If Illinois were a business, it would be out of business, Dan Donnelly contends.
Donnelly, a Democrat who recently launched his campaign to replace Robert Martwick Sr. as Norwood Park Township committeeman, told the North Cook News that a gas tax hidden in the new state budget demanding more money from taxpayers is out of line.
“No private business could simply raise prices on consumers anytime they felt the need to,” he said. “There has to be a better and more efficient way of doing government. For anyone else, that would mean the end of their business, because people would just stop dealing with the headache.”
Dan Donnelly and family
Illinois gas prices are expected to rise by as much as 5 cents per gallon after the budget allowed the expiration of a 20-percent sales tax credit that was granted to wholesalers for unleaded gas mixed with ethanol.
In Chicago, gas prices are already 44 cents higher than the national average.
Overall, the new tax is expected to generate approximately $95 million for the state, though none of that money is earmarked for much-needed repairs to crumbling roads.
With the tax officially being considered a sales tax, the money will instead be deposited into the state's general fund.
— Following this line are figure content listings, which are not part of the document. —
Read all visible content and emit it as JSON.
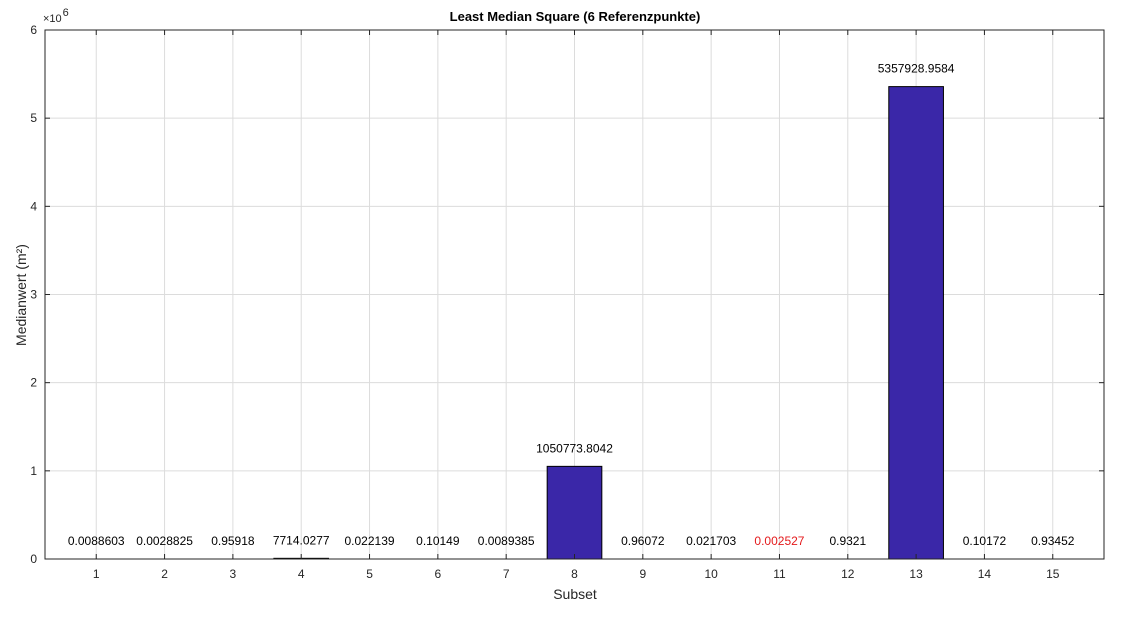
{
  "chart_data": {
    "type": "bar",
    "title": "Least Median Square (6 Referenzpunkte)",
    "xlabel": "Subset",
    "ylabel": "Medianwert (m²)",
    "y_multiplier": "×10^6",
    "ylim": [
      0,
      6000000
    ],
    "y_ticks": [
      0,
      1,
      2,
      3,
      4,
      5,
      6
    ],
    "y_tick_scale": 1000000,
    "categories": [
      "1",
      "2",
      "3",
      "4",
      "5",
      "6",
      "7",
      "8",
      "9",
      "10",
      "11",
      "12",
      "13",
      "14",
      "15"
    ],
    "values": [
      0.0088603,
      0.0028825,
      0.95918,
      7714.0277,
      0.022139,
      0.10149,
      0.0089385,
      1050773.8042,
      0.96072,
      0.021703,
      0.002527,
      0.9321,
      5357928.9584,
      0.10172,
      0.93452
    ],
    "data_labels": [
      "0.0088603",
      "0.0028825",
      "0.95918",
      "7714.0277",
      "0.022139",
      "0.10149",
      "0.0089385",
      "1050773.8042",
      "0.96072",
      "0.021703",
      "0.002527",
      "0.9321",
      "5357928.9584",
      "0.10172",
      "0.93452"
    ],
    "highlight_index": 10,
    "grid": true,
    "colors": {
      "bar": "#3a27a8",
      "bar_edge": "#000000",
      "grid": "#dcdcdc",
      "highlight_label": "#e41a1c",
      "label": "#000000"
    }
  }
}
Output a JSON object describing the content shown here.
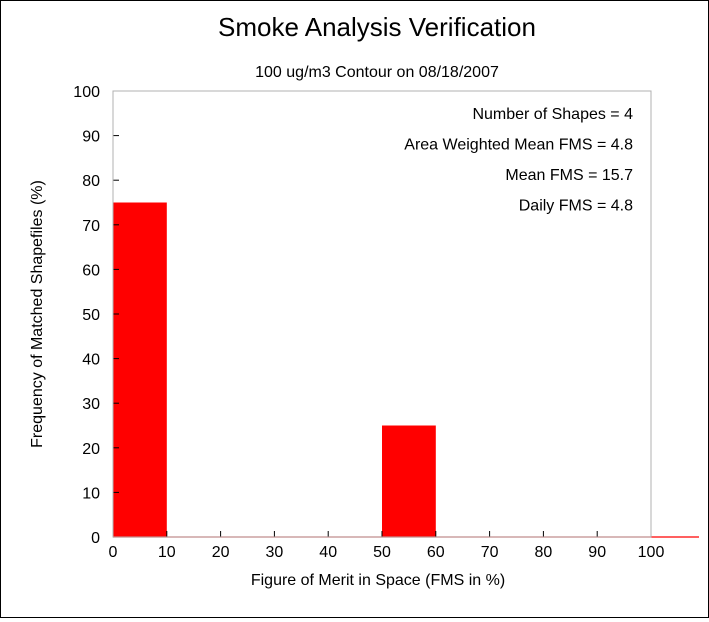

“Taxpayers can’t afford another tax,” Donnelly said. “It’s hard enough as it is. Nowadays, you already have to have both parents in a household working just to have a chance at maintaining the home. People are absolutely taxed to the max.”
Donnelly said he gained a measure of encouragement in the way taxpayers recently came together to fight for the repeal of the Cook County penny-per-ounce sweetened beverage tax.
“I was against the soda tax 150 percent, and I knew people would come together against it,” he said. “No one in their right mind would back that tax – only people who had some sort of hidden agenda. All that talk about it being for health reasons was just that. That was a pure case of a money grab.”